Видимое, осязательное дело услужливой факторши фортуны! Итак, по милости этой слепой царицы царей, я имею в дороге чтение, на которое вовсе не рассчитывал. Чтение, правда, не совсем по моему вкусу, но что делать: на безрыбье и рак рыба. Я, несмотря на мою искреннюю любовь к прекрасному в искусстве и в природе, чувствую непреодолимую антипатию к философиям и эстетикам, и этим чувством я обязан сначала Галичу и окончательно почтеннейшему Василию Ивановичу Григоровичу{82}, читавшему нам когда-то лекции о теории изящных искусств, девизом которых было: побольше рассуждать и поменьше критиковать. Чисто платоновское изречение.
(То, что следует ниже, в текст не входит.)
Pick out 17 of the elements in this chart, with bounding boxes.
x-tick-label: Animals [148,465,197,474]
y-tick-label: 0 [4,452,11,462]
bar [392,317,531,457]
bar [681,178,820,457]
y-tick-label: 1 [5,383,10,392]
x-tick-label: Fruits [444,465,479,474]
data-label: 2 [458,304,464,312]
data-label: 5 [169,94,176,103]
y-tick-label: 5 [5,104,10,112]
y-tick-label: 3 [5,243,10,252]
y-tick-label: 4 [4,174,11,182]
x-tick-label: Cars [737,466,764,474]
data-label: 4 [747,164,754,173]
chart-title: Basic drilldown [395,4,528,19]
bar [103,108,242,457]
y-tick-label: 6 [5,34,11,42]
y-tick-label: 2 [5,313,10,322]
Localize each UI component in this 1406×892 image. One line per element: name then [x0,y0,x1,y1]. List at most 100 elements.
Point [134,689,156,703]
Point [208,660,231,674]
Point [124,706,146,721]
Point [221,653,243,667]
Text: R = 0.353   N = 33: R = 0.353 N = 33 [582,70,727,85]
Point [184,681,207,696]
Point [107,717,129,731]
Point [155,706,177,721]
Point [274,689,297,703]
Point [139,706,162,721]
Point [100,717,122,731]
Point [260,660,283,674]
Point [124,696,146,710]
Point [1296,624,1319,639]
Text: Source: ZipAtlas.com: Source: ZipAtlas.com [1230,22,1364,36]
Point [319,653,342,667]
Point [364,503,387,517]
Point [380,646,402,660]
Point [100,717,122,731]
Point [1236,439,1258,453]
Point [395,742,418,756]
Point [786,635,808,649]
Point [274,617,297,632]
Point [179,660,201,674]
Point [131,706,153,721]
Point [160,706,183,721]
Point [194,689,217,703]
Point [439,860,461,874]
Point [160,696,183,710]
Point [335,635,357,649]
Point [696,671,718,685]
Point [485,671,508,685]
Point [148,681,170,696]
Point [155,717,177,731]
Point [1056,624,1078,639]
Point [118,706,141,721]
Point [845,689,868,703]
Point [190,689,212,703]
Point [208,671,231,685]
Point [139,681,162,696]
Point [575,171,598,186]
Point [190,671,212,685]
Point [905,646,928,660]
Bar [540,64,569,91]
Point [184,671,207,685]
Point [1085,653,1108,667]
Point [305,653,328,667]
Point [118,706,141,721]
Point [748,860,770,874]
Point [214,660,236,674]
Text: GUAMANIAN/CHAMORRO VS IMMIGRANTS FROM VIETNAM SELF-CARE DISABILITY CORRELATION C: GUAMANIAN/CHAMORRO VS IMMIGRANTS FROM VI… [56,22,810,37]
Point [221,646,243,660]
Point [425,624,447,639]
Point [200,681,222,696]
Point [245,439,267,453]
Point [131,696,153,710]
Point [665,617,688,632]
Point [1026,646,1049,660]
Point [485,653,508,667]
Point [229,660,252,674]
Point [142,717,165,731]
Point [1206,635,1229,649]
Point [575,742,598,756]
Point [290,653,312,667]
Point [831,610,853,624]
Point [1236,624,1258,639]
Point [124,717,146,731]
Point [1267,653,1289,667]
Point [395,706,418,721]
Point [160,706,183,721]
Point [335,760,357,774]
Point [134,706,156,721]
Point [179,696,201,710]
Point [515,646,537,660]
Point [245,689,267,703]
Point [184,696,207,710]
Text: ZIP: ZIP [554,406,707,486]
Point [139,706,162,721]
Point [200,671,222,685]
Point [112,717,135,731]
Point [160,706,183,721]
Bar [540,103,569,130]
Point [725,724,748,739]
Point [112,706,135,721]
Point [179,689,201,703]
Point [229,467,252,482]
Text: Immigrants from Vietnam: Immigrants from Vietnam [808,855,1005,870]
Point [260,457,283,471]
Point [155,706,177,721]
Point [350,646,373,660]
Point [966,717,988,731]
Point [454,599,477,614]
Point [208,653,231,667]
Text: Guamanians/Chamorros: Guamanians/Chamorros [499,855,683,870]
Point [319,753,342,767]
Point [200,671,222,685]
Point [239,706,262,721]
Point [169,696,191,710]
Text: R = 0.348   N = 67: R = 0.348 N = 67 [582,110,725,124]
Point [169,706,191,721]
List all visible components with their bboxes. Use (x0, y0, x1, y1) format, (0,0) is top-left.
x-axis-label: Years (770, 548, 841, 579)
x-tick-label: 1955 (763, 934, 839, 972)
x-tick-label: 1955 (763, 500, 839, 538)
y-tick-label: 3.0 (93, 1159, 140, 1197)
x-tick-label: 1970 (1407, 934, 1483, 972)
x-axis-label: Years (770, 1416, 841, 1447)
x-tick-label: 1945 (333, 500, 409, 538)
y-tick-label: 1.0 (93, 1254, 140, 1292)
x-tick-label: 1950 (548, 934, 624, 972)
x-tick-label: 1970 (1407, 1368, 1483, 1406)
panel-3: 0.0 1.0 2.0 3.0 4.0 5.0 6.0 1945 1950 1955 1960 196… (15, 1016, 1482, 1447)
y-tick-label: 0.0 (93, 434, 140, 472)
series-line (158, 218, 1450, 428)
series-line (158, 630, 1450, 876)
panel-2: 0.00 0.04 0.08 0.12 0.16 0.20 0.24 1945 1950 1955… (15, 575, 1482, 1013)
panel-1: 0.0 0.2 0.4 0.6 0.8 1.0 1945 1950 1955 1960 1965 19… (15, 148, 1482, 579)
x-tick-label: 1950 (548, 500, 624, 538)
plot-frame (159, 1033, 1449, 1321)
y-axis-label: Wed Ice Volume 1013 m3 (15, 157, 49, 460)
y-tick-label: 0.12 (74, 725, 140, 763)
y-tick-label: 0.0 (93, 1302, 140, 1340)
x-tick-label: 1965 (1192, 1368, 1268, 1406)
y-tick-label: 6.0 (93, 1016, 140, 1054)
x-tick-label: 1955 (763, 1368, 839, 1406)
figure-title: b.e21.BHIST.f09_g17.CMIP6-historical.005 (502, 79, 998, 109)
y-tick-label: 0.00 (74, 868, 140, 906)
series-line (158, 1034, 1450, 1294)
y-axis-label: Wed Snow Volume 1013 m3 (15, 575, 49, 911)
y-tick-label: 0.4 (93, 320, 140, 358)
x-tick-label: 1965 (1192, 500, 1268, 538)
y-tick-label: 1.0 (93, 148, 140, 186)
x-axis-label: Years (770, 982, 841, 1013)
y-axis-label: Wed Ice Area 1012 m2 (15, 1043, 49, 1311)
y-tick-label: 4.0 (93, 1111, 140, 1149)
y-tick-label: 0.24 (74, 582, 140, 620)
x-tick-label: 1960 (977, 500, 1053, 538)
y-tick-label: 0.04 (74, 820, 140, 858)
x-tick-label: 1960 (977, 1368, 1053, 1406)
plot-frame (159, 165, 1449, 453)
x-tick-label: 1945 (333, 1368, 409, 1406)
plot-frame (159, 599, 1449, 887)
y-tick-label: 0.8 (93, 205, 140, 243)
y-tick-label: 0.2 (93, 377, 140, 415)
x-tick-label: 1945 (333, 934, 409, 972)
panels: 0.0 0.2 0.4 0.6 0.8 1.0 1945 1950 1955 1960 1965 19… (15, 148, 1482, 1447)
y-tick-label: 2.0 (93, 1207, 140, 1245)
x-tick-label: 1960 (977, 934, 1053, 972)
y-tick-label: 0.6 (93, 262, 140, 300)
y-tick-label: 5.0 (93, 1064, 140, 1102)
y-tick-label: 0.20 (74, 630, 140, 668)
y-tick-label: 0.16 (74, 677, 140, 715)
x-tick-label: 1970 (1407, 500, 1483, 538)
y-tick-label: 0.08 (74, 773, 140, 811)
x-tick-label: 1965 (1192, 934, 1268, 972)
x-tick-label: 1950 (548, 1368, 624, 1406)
С Либельтом{83} я немного знаком по его «Деве Орлеанской» и по его критике и философии. На первый взгляд он мне показался мистиком и непрактиком в искусствах. Посмотрим, что дальше будет. Боюсь, как бы вовсе не раззнакомиться.

6 [июля]

Видел во сне Академию Художеств. Михайлов показывал мне какую-то неоконченную копию и потом скрылся от меня вместе с копиею. Из Академии я вышел на Большой проспект и, не доходя церкви Андрея Первозванного, встретился с семейством здешнего коменданта. И от радости проснулся.

Третьего дня вечером был я случайным зрителем, кажется, последней сцены из водевиля, под названием «Недошитая кофта». Я не хотел бы вносить в мой журнал эту балаганную сцену, но как она оказалася важною по своему неожиданному результату, то я и заношу ее со всею пошлою точностью в мою неизменную хронику.

Сие событие совершилось 5 числа текущего месяца. В отсутствие родителя нареченной жениху пришла благая мысль — попотчевать свою будущую супругу серенадой со всеми онёрами. Для этого собрал он из 2 рот песельников, также со всеми онёрами — с бубном, тарелками, ложками, треугольником и еще с какими-то погремушками. И когда был пропет — разумеется, с танцами — весь репертуар солдатских песен и даже «После батюшки остался сиротою молодец», с небольшими изменениями, — восторженному этой последней песней жениху, которая изображала в некотором роде его собственное положение, ему захотелося, чтобы ребята маненько его покачали. Почему же и не так? Ребята принялись за дело, и — о судьба злодейка! — когда верные и усердные ребята затянули десятое ура, в воротах показался комендант; протяжное громкое ура вдруг оборвалося, и верные, неизменные ребята бросили своего отца-командира среди улицы, а сами скрылись где кто мог. Положение жениха действительно критическое, и тем более критическое, что он без нежного участия своей возлюбленной нареченной не мог стать на ноги по случаю бесхитростной радости, или, проще, он был мертвецки пьян.